How we survive the holidays – 5 top tips
Sharon F
I'm Sharon, I have a daughter with epilepsy and a severe learning disability. I blog about our livewire life.
School holidays for families with a disabled child can often be anything but a break. I remember the huge shock I had when it came to the first school holidays, with six long weeks stretching out in front of us. Over the years I have created our own coping strategies. Here’s what we do, it won’t be for everyone but it’s helped us hugely.
1. Planning.
Having respite support in place helps the holidays feel less stressful. It’s no easy task to recruit, train and manage people, but for us it is worth it for the support. We are lucky enough to have a respite package in place (I know we should not feel lucky, this is a basic entitlement, but society has somehow ingrained in me that I must exude gratitude for having access to support. I also know many families are not getting the support they need and deserve.).

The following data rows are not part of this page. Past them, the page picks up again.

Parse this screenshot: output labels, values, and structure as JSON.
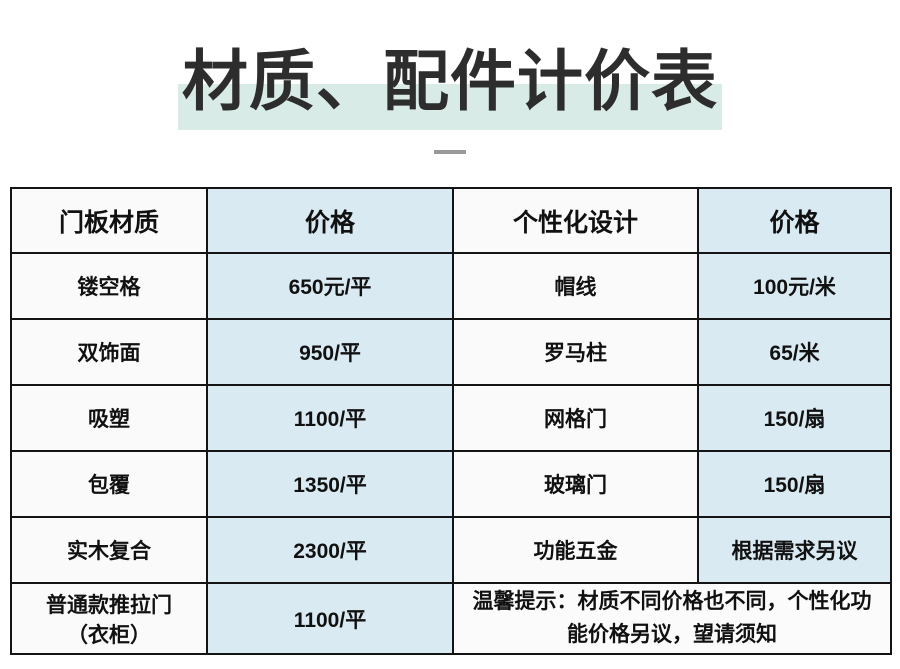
{
  "title": {
    "text": "材质、配件计价表",
    "highlight_color": "#d8ebe7",
    "dash_color": "#999999"
  },
  "table": {
    "headers": [
      "门板材质",
      "价格",
      "个性化设计",
      "价格"
    ],
    "rows": [
      {
        "cells": [
          "镂空格",
          "650元/平",
          "帽线",
          "100元/米"
        ]
      },
      {
        "cells": [
          "双饰面",
          "950/平",
          "罗马柱",
          "65/米"
        ]
      },
      {
        "cells": [
          "吸塑",
          "1100/平",
          "网格门",
          "150/扇"
        ]
      },
      {
        "cells": [
          "包覆",
          "1350/平",
          "玻璃门",
          "150/扇"
        ]
      },
      {
        "cells": [
          "实木复合",
          "2300/平",
          "功能五金",
          "根据需求另议"
        ]
      },
      {
        "cells": [
          "普通款推拉门（衣柜）",
          "1100/平"
        ],
        "note": "温馨提示：材质不同价格也不同，个性化功能价格另议，望请须知"
      }
    ],
    "colors": {
      "price_column_bg": "#d9eaf2",
      "label_column_bg": "#fafafa",
      "border": "#141414"
    }
  }
}
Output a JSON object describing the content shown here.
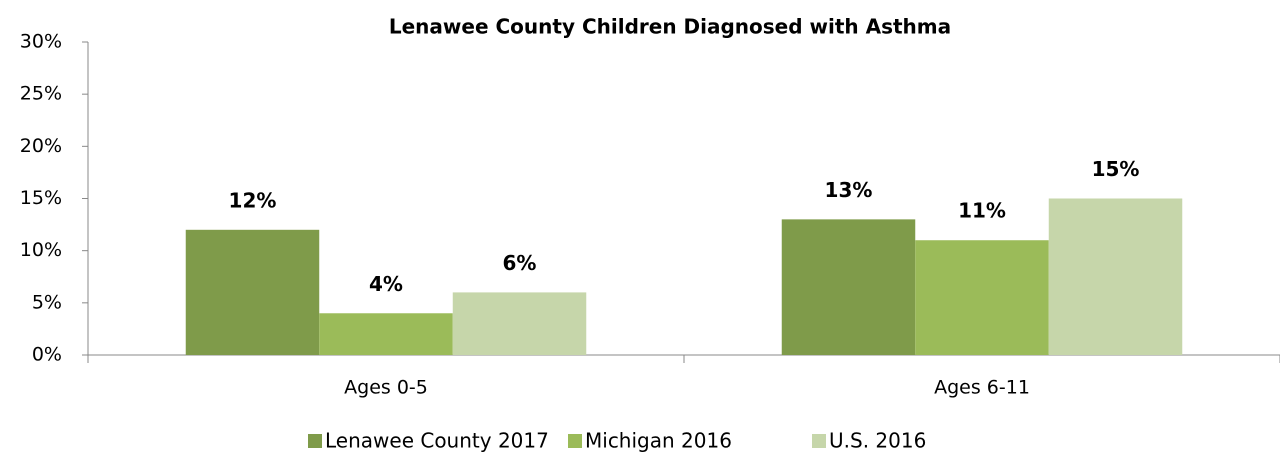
{
  "chart_data": {
    "type": "bar",
    "title": "Lenawee County Children Diagnosed with Asthma",
    "categories": [
      "Ages 0-5",
      "Ages 6-11"
    ],
    "series": [
      {
        "name": "Lenawee County 2017",
        "color": "#7f9b4a",
        "values": [
          12,
          13
        ],
        "value_labels": [
          "12%",
          "13%"
        ]
      },
      {
        "name": "Michigan 2016",
        "color": "#9bbb59",
        "values": [
          4,
          11
        ],
        "value_labels": [
          "4%",
          "11%"
        ]
      },
      {
        "name": "U.S. 2016",
        "color": "#c6d6aa",
        "values": [
          6,
          15
        ],
        "value_labels": [
          "6%",
          "15%"
        ]
      }
    ],
    "ylim": [
      0,
      30
    ],
    "yticks": [
      {
        "value": 0,
        "label": "0%"
      },
      {
        "value": 5,
        "label": "5%"
      },
      {
        "value": 10,
        "label": "10%"
      },
      {
        "value": 15,
        "label": "15%"
      },
      {
        "value": 20,
        "label": "20%"
      },
      {
        "value": 25,
        "label": "25%"
      },
      {
        "value": 30,
        "label": "30%"
      }
    ],
    "grid": false
  }
}
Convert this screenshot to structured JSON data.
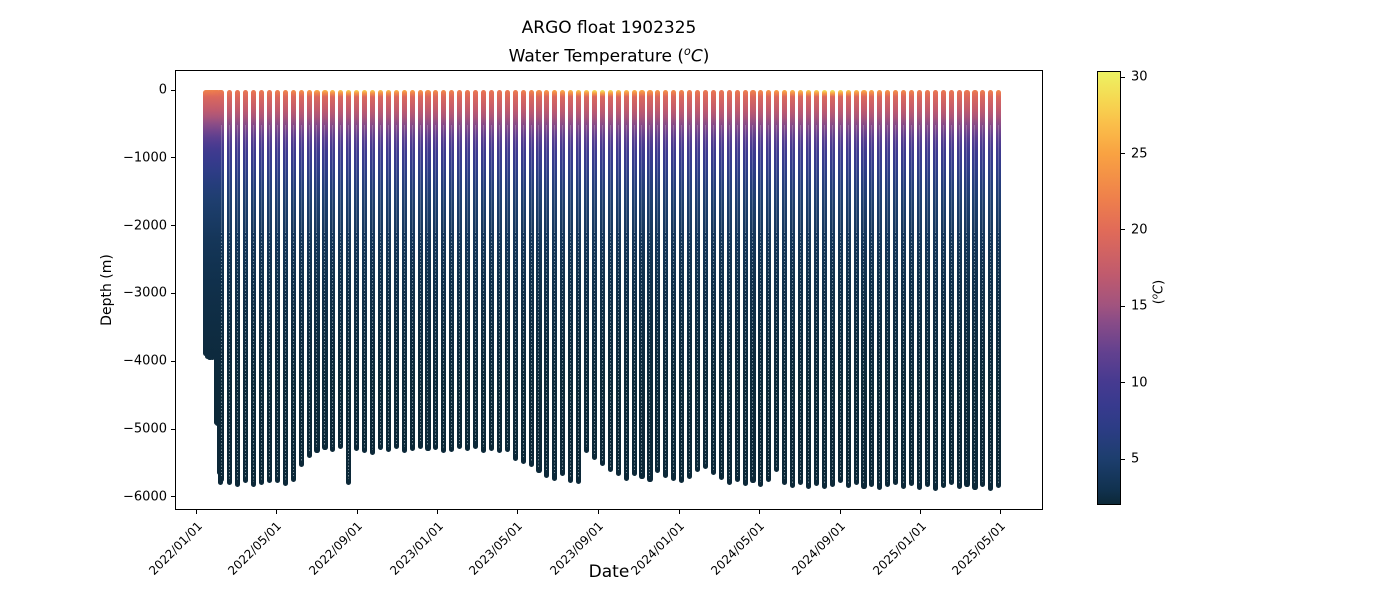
{
  "title": {
    "line1": "ARGO float 1902325",
    "line2_pre": "Water Temperature (",
    "line2_sup": "o",
    "line2_c": "C",
    "line2_post": ")"
  },
  "chart_data": {
    "type": "scatter",
    "title": "ARGO float 1902325",
    "subtitle": "Water Temperature (°C)",
    "xlabel": "Date",
    "ylabel": "Depth (m)",
    "grid": false,
    "epoch": "2022-01-01",
    "xlim_days": [
      -33,
      1281
    ],
    "ylim": [
      295,
      -6195
    ],
    "x_ticks": [
      {
        "label": "2022/01/01",
        "day": 0
      },
      {
        "label": "2022/05/01",
        "day": 120
      },
      {
        "label": "2022/09/01",
        "day": 243
      },
      {
        "label": "2023/01/01",
        "day": 365
      },
      {
        "label": "2023/05/01",
        "day": 485
      },
      {
        "label": "2023/09/01",
        "day": 608
      },
      {
        "label": "2024/01/01",
        "day": 730
      },
      {
        "label": "2024/05/01",
        "day": 851
      },
      {
        "label": "2024/09/01",
        "day": 974
      },
      {
        "label": "2025/01/01",
        "day": 1096
      },
      {
        "label": "2025/05/01",
        "day": 1216
      }
    ],
    "y_ticks": [
      {
        "label": "0",
        "value": 0
      },
      {
        "label": "−1000",
        "value": -1000
      },
      {
        "label": "−2000",
        "value": -2000
      },
      {
        "label": "−3000",
        "value": -3000
      },
      {
        "label": "−4000",
        "value": -4000
      },
      {
        "label": "−5000",
        "value": -5000
      },
      {
        "label": "−6000",
        "value": -6000
      }
    ],
    "colorbar": {
      "label_pre": "(",
      "label_sup": "o",
      "label_c": "C",
      "label_post": ")",
      "vmin": 2.0,
      "vmax": 30.4,
      "ticks": [
        {
          "label": "5",
          "value": 5
        },
        {
          "label": "10",
          "value": 10
        },
        {
          "label": "15",
          "value": 15
        },
        {
          "label": "20",
          "value": 20
        },
        {
          "label": "25",
          "value": 25
        },
        {
          "label": "30",
          "value": 30
        }
      ],
      "colormap": "thermal",
      "stops": [
        [
          2.0,
          "#0c2838"
        ],
        [
          3.0,
          "#113250"
        ],
        [
          5.0,
          "#1d3e6e"
        ],
        [
          7.0,
          "#2c3c85"
        ],
        [
          8.5,
          "#383a8e"
        ],
        [
          10.0,
          "#463a90"
        ],
        [
          12.0,
          "#63418f"
        ],
        [
          14.0,
          "#8a4c87"
        ],
        [
          15.0,
          "#a0537f"
        ],
        [
          17.0,
          "#bf5a6e"
        ],
        [
          20.0,
          "#e16b58"
        ],
        [
          22.0,
          "#ee7f4c"
        ],
        [
          25.0,
          "#f9a242"
        ],
        [
          27.0,
          "#fabf4a"
        ],
        [
          28.5,
          "#f6d751"
        ],
        [
          30.4,
          "#edf262"
        ]
      ]
    },
    "temp_profile_breakpoints": [
      [
        -100,
        19.5
      ],
      [
        -200,
        18.2
      ],
      [
        -300,
        17.0
      ],
      [
        -400,
        15.6
      ],
      [
        -500,
        14.1
      ],
      [
        -600,
        12.8
      ],
      [
        -700,
        11.5
      ],
      [
        -800,
        10.4
      ],
      [
        -900,
        9.4
      ],
      [
        -1000,
        8.6
      ],
      [
        -1200,
        7.2
      ],
      [
        -1400,
        6.1
      ],
      [
        -1600,
        5.2
      ],
      [
        -1800,
        4.6
      ],
      [
        -2000,
        4.1
      ],
      [
        -2200,
        3.6
      ],
      [
        -2600,
        3.0
      ],
      [
        -3000,
        2.7
      ],
      [
        -3500,
        2.4
      ],
      [
        -4000,
        2.2
      ],
      [
        -4500,
        2.05
      ],
      [
        -5000,
        1.95
      ],
      [
        -5500,
        1.88
      ],
      [
        -5950,
        1.85
      ]
    ],
    "profiles_format": [
      "day_since_epoch",
      "bottom_depth_m",
      "surface_temp_C"
    ],
    "profiles": [
      [
        14,
        -3930,
        22.6
      ],
      [
        16,
        -3960,
        22.3
      ],
      [
        18,
        -3940,
        22.5
      ],
      [
        20,
        -3985,
        22.2
      ],
      [
        22,
        -3950,
        22.4
      ],
      [
        24,
        -3975,
        22.1
      ],
      [
        26,
        -3945,
        22.3
      ],
      [
        28,
        -3970,
        22.0
      ],
      [
        30,
        -4940,
        22.2
      ],
      [
        32,
        -4960,
        21.9
      ],
      [
        34,
        -5680,
        22.1
      ],
      [
        36,
        -5830,
        21.8
      ],
      [
        38,
        -5780,
        21.8
      ],
      [
        50,
        -5820,
        21.6
      ],
      [
        62,
        -5850,
        21.3
      ],
      [
        74,
        -5800,
        21.2
      ],
      [
        86,
        -5860,
        21.3
      ],
      [
        98,
        -5830,
        21.5
      ],
      [
        110,
        -5790,
        21.6
      ],
      [
        122,
        -5800,
        22.2
      ],
      [
        134,
        -5840,
        22.6
      ],
      [
        146,
        -5780,
        23.1
      ],
      [
        158,
        -5560,
        23.8
      ],
      [
        170,
        -5430,
        24.6
      ],
      [
        182,
        -5350,
        25.6
      ],
      [
        194,
        -5310,
        26.4
      ],
      [
        206,
        -5340,
        27.1
      ],
      [
        218,
        -5300,
        27.7
      ],
      [
        230,
        -5820,
        28.0
      ],
      [
        242,
        -5330,
        28.3
      ],
      [
        254,
        -5360,
        28.2
      ],
      [
        266,
        -5390,
        27.9
      ],
      [
        278,
        -5310,
        27.4
      ],
      [
        290,
        -5340,
        26.9
      ],
      [
        302,
        -5300,
        26.3
      ],
      [
        314,
        -5350,
        25.6
      ],
      [
        326,
        -5320,
        25.0
      ],
      [
        338,
        -5290,
        24.4
      ],
      [
        350,
        -5330,
        23.9
      ],
      [
        362,
        -5310,
        23.4
      ],
      [
        374,
        -5360,
        23.0
      ],
      [
        386,
        -5340,
        22.6
      ],
      [
        398,
        -5300,
        22.2
      ],
      [
        410,
        -5330,
        21.8
      ],
      [
        422,
        -5290,
        21.5
      ],
      [
        434,
        -5350,
        21.3
      ],
      [
        446,
        -5320,
        21.2
      ],
      [
        458,
        -5360,
        21.4
      ],
      [
        470,
        -5340,
        21.6
      ],
      [
        482,
        -5470,
        21.9
      ],
      [
        494,
        -5520,
        22.4
      ],
      [
        506,
        -5560,
        22.9
      ],
      [
        518,
        -5650,
        23.6
      ],
      [
        530,
        -5720,
        24.4
      ],
      [
        542,
        -5760,
        25.2
      ],
      [
        554,
        -5700,
        26.1
      ],
      [
        566,
        -5790,
        26.9
      ],
      [
        578,
        -5810,
        27.6
      ],
      [
        590,
        -5350,
        28.1
      ],
      [
        602,
        -5450,
        29.6
      ],
      [
        614,
        -5550,
        30.2
      ],
      [
        626,
        -5640,
        29.3
      ],
      [
        638,
        -5700,
        27.6
      ],
      [
        650,
        -5760,
        27.0
      ],
      [
        662,
        -5690,
        26.2
      ],
      [
        674,
        -5740,
        25.5
      ],
      [
        686,
        -5780,
        24.8
      ],
      [
        698,
        -5650,
        24.2
      ],
      [
        710,
        -5720,
        23.7
      ],
      [
        722,
        -5760,
        23.2
      ],
      [
        734,
        -5800,
        22.8
      ],
      [
        746,
        -5740,
        22.3
      ],
      [
        758,
        -5640,
        21.9
      ],
      [
        770,
        -5590,
        21.5
      ],
      [
        782,
        -5680,
        21.3
      ],
      [
        794,
        -5750,
        21.2
      ],
      [
        806,
        -5820,
        21.4
      ],
      [
        818,
        -5780,
        21.7
      ],
      [
        830,
        -5840,
        22.1
      ],
      [
        842,
        -5800,
        22.6
      ],
      [
        854,
        -5860,
        23.3
      ],
      [
        866,
        -5780,
        24.1
      ],
      [
        878,
        -5640,
        24.9
      ],
      [
        890,
        -5820,
        25.8
      ],
      [
        902,
        -5870,
        26.6
      ],
      [
        914,
        -5830,
        27.3
      ],
      [
        926,
        -5880,
        27.9
      ],
      [
        938,
        -5840,
        28.3
      ],
      [
        950,
        -5890,
        29.9
      ],
      [
        962,
        -5850,
        30.0
      ],
      [
        974,
        -5800,
        29.2
      ],
      [
        986,
        -5870,
        27.6
      ],
      [
        998,
        -5830,
        26.9
      ],
      [
        1010,
        -5890,
        26.1
      ],
      [
        1022,
        -5850,
        25.4
      ],
      [
        1034,
        -5900,
        24.7
      ],
      [
        1046,
        -5860,
        24.1
      ],
      [
        1058,
        -5820,
        23.6
      ],
      [
        1070,
        -5880,
        23.1
      ],
      [
        1082,
        -5840,
        22.7
      ],
      [
        1094,
        -5900,
        22.2
      ],
      [
        1106,
        -5860,
        21.8
      ],
      [
        1118,
        -5910,
        21.5
      ],
      [
        1130,
        -5870,
        21.3
      ],
      [
        1142,
        -5830,
        21.2
      ],
      [
        1154,
        -5890,
        21.3
      ],
      [
        1166,
        -5850,
        21.5
      ],
      [
        1178,
        -5900,
        21.8
      ],
      [
        1190,
        -5860,
        22.1
      ],
      [
        1202,
        -5910,
        22.5
      ],
      [
        1214,
        -5870,
        22.9
      ]
    ]
  }
}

If you don’t have a respite package in place and feel you need it, speak to your local authority. It’s often referred to as direct payments or social care support and can be used to employ a PA or enabler to help with your child.
2. Dialling down expectations
It has taken me a good few years, but I have pretty much stopped comparing our family to more typical ones. A classic summer holiday day for us will never be cinema and a meal out, or a day at the beach followed by a peaceful fish and chip supper on the pier, let alone going abroad. We may manage a chaotic beach trip but actually a day at home, paddling pool out (we are very lucky to have a garden), and some yummy food can be far more fulfilling.
3. Curate social media
I am an old fashioned Facebook user. I like it because of the various support groups relating to my child’s condition. A long while ago I rebalanced my feed to up the amount of childhood disability blogs, charities and support organisations I follow, and to subtly hide posts from contacts showing ‘perfect’ family moments. This helps me a lot, I now have a feed dominated by people in the disability community and I feel more comradeship and empathy; less envy and comparison.
4. Mini breaks.
I don’t mean popping to a spa for a weekend, I mean half an hour here or there where I can go upstairs and chill, go for a walk or run or just muck about on my phone (the latter is by far the least fulfilling but I’m including it in the spirit of honesty). Often half an hour is hard to find, but when someone offers to help I now ditch the niceties and hand wringing and say a keen ‘yes please’ before bolting off to recharge.
5. Accept boredom.
By this I mean I am kind to myself when I feel boredom looking after my child. My 9 year old is about 18 months old cognitively and a fun play to her looks like building a pull along train and me then walking around and around with it for what feels like hours. I have never been good at this kind of play, I get bored easily and I know I am not alone in this. While many families move on from this play and leave it behind in the toddler years, I still have to do this. It bores and frustrates me, and that is ok. I no longer feel guilt for feeling this way.
The old adage ‘one day at a time’, really kicks in for me in the holidays. The thought of the stretch of care that lies ahead can feel enormous if viewed as a whole. Taking it hour by hour sometimes is what helps. I am often surprised at how much I then find myself enjoying the days. Just book me in for that spa break in September.